I’ve never been as good at thank-you cards as my mom. I guess my excuse is that I’m a writer and people must expect me to write something profound. That’s why I spent several days writing thank-you cards for my high school graduation party: I wanted to say something special and unique to each person. This took forever, but I have to admit, it also brought me joy.
Thank-you cards, like politeness and political correctness, have fallen out of favor in the U.S. lately. They seem sometimes an archaic emblem of the past, resurrected only for weddings and baby showers. Sometimes I prefer the thank-you text; occasionally I stoop to the thank-you Bitmoji.
Unsurprisingly, given her love of thank-you cards, my mom also loves the annual Thanksgiving tradition of going around the table and sharing what makes us thankful. As a Lutheran pastor’s kid, she famously roped my dad’s sometimes-reluctant Catholic family into the tradition. As I got older, it seemed harder instead of easier each Thanksgiving to think of the right thing to be thankful for.
Kid answers were specific and particular: my best friend, Ryan; mashed potatoes; my new green scooter; my mom and dad.
Adult answers were often vague: my family, my health, my life, my faith. It’s harder to name the particularities of our gratitude because that requires real self-revelation—a tall task in an age of filtered photos and privacy settings.
As we get older, too often our Thanksgiving meals become a performance of family life and duty. We roast the turkey, we mash the potatoes, we avoid talking about politics, we hide the alcohol from the relative who has had one too many. We keep our prayers and our conversations light and vague.
I remember reading several hand-wringing articles in November 2016 about the prospect of Thanksgiving dinners in extended families divided by the recent presidential election. Donald Trump and Hillary Clinton supporters alike wondered how they would face their opposing family members. Several recounted that they’d survived by texting or tweeting. Some ate their feelings. Some hid out in the bathroom.
Few, if any, chose to lead with love and self-revelation. What if more of us that year had taken a page from my mom’s well-worn book of gratitude? What if more of us had said: “I’m thankful for this moment, when I can pause before this ample meal with people I love, and trust that God’s voice of grace and mercy will overcome the anger and hatred that divide us—as a family and as a nation”?

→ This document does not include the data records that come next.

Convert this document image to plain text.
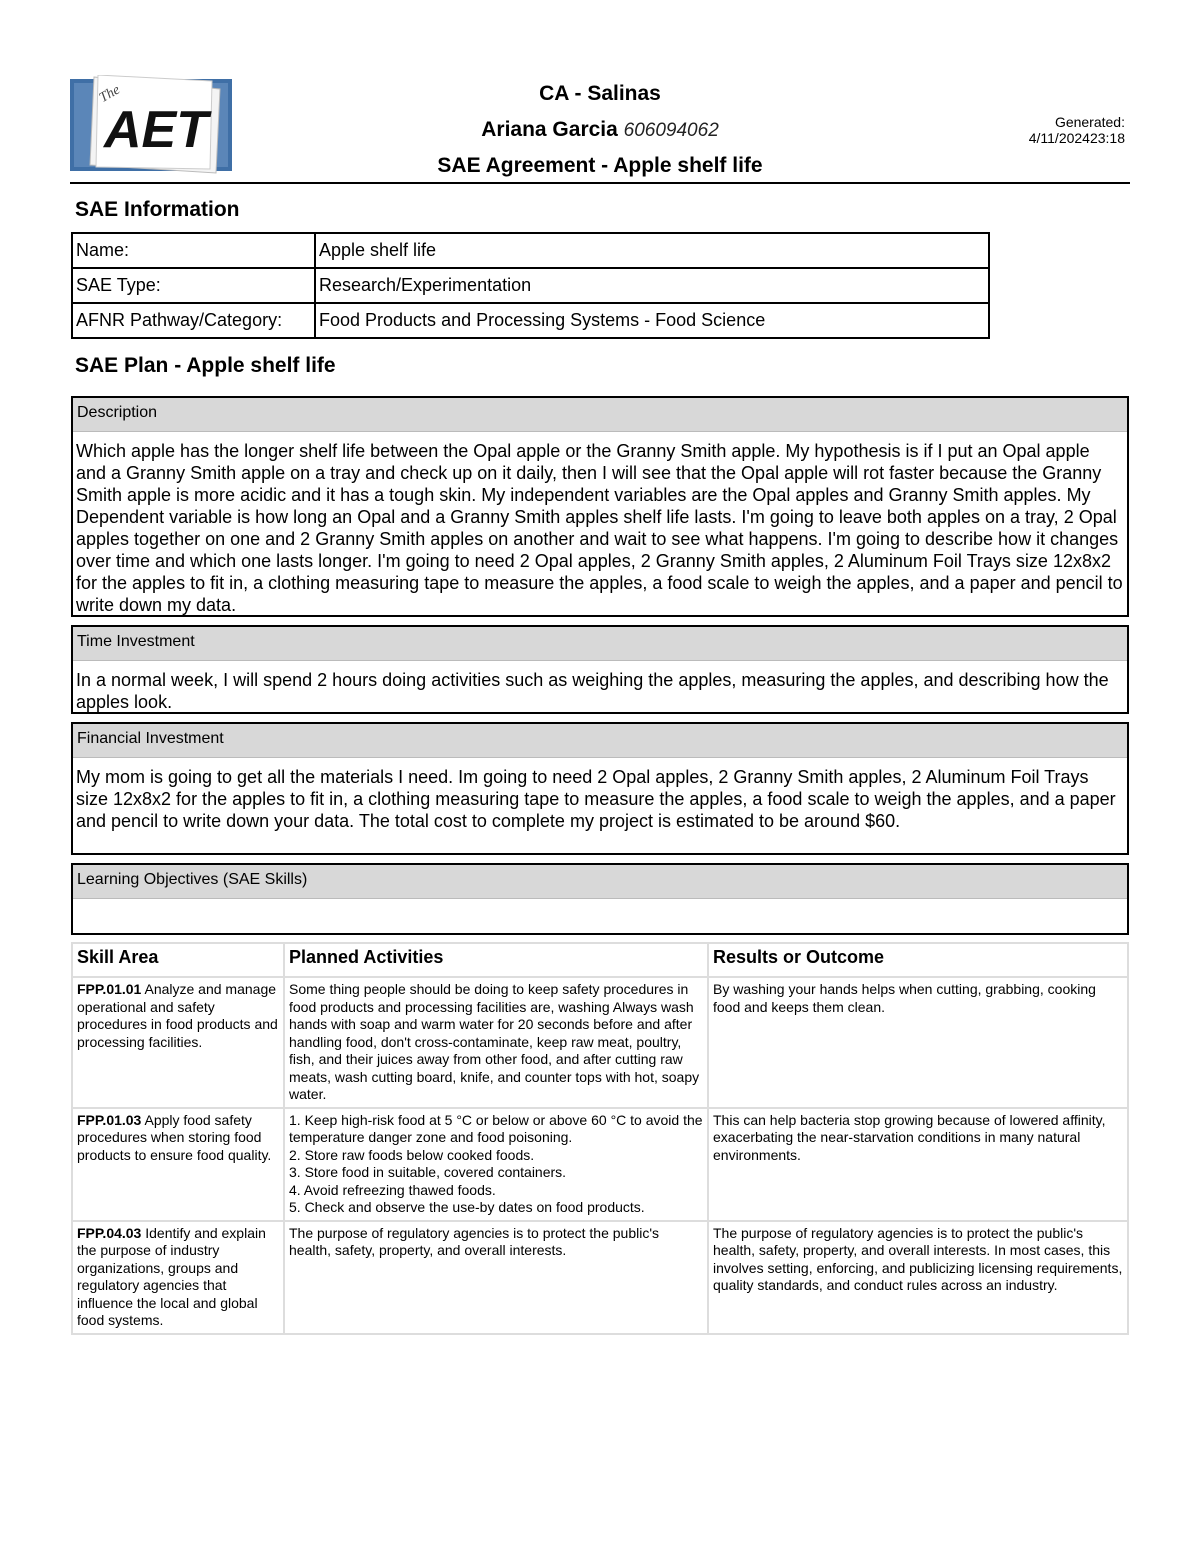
The
AET
CA - Salinas
Ariana Garcia 606094062
SAE Agreement - Apple shelf life
Generated:
4/11/202423:18
SAE Information
Name:	Apple shelf life
SAE Type:	Research/Experimentation
AFNR Pathway/Category:	Food Products and Processing Systems - Food Science
SAE Plan - Apple shelf life
Description
Which apple has the longer shelf life between the Opal apple or the Granny Smith apple. My hypothesis is if I put an Opal apple and a Granny Smith apple on a tray and check up on it daily, then I will see that the Opal apple will rot faster because the Granny Smith apple is more acidic and it has a tough skin. My independent variables are the Opal apples and Granny Smith apples. My Dependent variable is how long an Opal and a Granny Smith apples shelf life lasts. I'm going to leave both apples on a tray, 2 Opal apples together on one and 2 Granny Smith apples on another and wait to see what happens. I'm going to describe how it changes over time and which one lasts longer. I'm going to need 2 Opal apples, 2 Granny Smith apples, 2 Aluminum Foil Trays size 12x8x2 for the apples to fit in, a clothing measuring tape to measure the apples, a food scale to weigh the apples, and a paper and pencil to write down my data.
Time Investment
In a normal week, I will spend 2 hours doing activities such as weighing the apples, measuring the apples, and describing how the apples look.
Financial Investment
My mom is going to get all the materials I need. Im going to need 2 Opal apples, 2 Granny Smith apples, 2 Aluminum Foil Trays size 12x8x2 for the apples to fit in, a clothing measuring tape to measure the apples, a food scale to weigh the apples, and a paper and pencil to write down your data. The total cost to complete my project is estimated to be around $60.
Learning Objectives (SAE Skills)
Skill Area	Planned Activities	Results or Outcome
FPP.01.01 Analyze and manage operational and safety procedures in food products and processing facilities.	Some thing people should be doing to keep safety procedures in food products and processing facilities are, washing Always wash hands with soap and warm water for 20 seconds before and after handling food, don't cross-contaminate, keep raw meat, poultry, fish, and their juices away from other food, and after cutting raw meats, wash cutting board, knife, and counter tops with hot, soapy water.	By washing your hands helps when cutting, grabbing, cooking food and keeps them clean.
FPP.01.03 Apply food safety procedures when storing food products to ensure food quality.	1. Keep high-risk food at 5 °C or below or above 60 °C to avoid the temperature danger zone and food poisoning.
2. Store raw foods below cooked foods.
3. Store food in suitable, covered containers.
4. Avoid refreezing thawed foods.
5. Check and observe the use-by dates on food products.	This can help bacteria stop growing because of lowered affinity, exacerbating the near-starvation conditions in many natural environments.
FPP.04.03 Identify and explain the purpose of industry organizations, groups and regulatory agencies that influence the local and global food systems.	The purpose of regulatory agencies is to protect the public's health, safety, property, and overall interests.	The purpose of regulatory agencies is to protect the public's health, safety, property, and overall interests. In most cases, this involves setting, enforcing, and publicizing licensing requirements, quality standards, and conduct rules across an industry.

U.S. families and U.S. Christians (including Lutherans) have much to discuss this Thanksgiving. There is a need, especially for white families, to confront generational racism, sexism and prejudice. There is a need for families to talk about politics and where they see Jesus’ life, death and resurrection resounding or sounding a warning in the U.S. today.

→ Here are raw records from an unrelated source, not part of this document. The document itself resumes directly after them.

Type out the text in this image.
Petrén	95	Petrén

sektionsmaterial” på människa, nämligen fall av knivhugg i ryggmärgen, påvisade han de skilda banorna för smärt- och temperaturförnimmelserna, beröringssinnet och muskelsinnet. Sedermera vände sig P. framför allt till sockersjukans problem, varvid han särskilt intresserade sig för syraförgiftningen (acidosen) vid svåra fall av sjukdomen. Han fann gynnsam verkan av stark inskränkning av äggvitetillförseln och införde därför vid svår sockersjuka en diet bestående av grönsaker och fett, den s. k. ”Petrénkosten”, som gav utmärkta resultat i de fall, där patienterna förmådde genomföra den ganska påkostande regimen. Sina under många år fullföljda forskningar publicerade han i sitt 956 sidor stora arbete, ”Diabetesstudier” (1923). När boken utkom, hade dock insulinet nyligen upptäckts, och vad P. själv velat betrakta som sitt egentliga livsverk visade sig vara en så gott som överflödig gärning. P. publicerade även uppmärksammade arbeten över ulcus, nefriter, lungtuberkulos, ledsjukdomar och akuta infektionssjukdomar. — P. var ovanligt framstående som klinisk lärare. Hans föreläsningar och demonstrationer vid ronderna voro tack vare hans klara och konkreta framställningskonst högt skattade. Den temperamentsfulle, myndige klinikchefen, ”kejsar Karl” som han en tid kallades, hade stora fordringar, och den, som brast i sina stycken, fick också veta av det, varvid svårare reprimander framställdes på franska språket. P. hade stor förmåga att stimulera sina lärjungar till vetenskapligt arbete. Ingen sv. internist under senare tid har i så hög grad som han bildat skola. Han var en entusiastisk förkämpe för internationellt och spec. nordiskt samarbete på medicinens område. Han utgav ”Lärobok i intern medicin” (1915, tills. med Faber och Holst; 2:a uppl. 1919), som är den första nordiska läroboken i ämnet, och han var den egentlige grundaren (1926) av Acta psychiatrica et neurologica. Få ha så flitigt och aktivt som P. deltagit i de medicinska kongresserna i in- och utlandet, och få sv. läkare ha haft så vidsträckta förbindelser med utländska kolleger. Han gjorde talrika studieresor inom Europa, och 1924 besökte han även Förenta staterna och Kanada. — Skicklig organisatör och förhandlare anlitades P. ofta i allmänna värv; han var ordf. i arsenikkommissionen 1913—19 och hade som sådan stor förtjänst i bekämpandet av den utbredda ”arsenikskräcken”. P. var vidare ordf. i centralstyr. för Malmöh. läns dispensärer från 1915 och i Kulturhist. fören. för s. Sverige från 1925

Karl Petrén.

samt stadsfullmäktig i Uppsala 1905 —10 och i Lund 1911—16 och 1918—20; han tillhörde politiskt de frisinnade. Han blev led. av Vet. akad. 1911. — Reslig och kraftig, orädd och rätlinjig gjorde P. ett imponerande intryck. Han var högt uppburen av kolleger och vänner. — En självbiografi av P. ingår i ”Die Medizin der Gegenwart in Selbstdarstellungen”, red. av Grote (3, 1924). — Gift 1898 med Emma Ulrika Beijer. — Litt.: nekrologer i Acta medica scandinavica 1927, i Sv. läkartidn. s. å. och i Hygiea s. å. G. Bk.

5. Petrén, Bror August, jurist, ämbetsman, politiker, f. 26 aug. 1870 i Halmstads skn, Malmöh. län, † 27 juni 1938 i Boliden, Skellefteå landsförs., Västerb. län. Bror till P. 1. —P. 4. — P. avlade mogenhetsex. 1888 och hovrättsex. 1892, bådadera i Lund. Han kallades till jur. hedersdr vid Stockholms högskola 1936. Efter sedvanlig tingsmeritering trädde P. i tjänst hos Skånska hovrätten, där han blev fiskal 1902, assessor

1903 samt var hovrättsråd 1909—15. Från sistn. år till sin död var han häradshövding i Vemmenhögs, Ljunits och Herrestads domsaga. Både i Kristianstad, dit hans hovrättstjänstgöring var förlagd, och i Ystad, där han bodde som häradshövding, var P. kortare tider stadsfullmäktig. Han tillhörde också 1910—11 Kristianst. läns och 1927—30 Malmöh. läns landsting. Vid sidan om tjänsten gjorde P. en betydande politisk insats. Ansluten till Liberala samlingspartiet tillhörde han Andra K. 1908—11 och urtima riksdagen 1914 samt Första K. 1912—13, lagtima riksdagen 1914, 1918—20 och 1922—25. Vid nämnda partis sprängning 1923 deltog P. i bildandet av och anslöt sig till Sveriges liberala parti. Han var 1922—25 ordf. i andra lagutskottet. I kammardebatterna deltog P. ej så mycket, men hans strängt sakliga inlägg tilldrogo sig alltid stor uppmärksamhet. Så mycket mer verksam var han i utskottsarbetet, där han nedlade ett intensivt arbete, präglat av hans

But before those important conversations can begin, before we carve the turkey and watch the Detroit Lions lose again (maybe this year they’ll finally win), we have to break down the walls of misunderstanding, resentment and grief that have been built up in so many of our lives and so many of our families.
Many of us are wondering where we can begin—to heal and to talk together from different backgrounds, ages and walks of life. I believe this Thanksgiving may offer an opportunity to begin with giving thanks. Not in general—for family, health or friends—but in particular ways: naming our loved ones, naming our blessings, naming what holds our heads above the rushing sea in a world that often feels tumultuous.
Paul began his letter to the Philippians with words I remember every time I think of the ones I love: “I thank my God every time I remember you” (1:3).
Dear Living Lutheran readers, I’m thankful for you. May our gratitude for one another open the door to a thank-filled thanksgiving.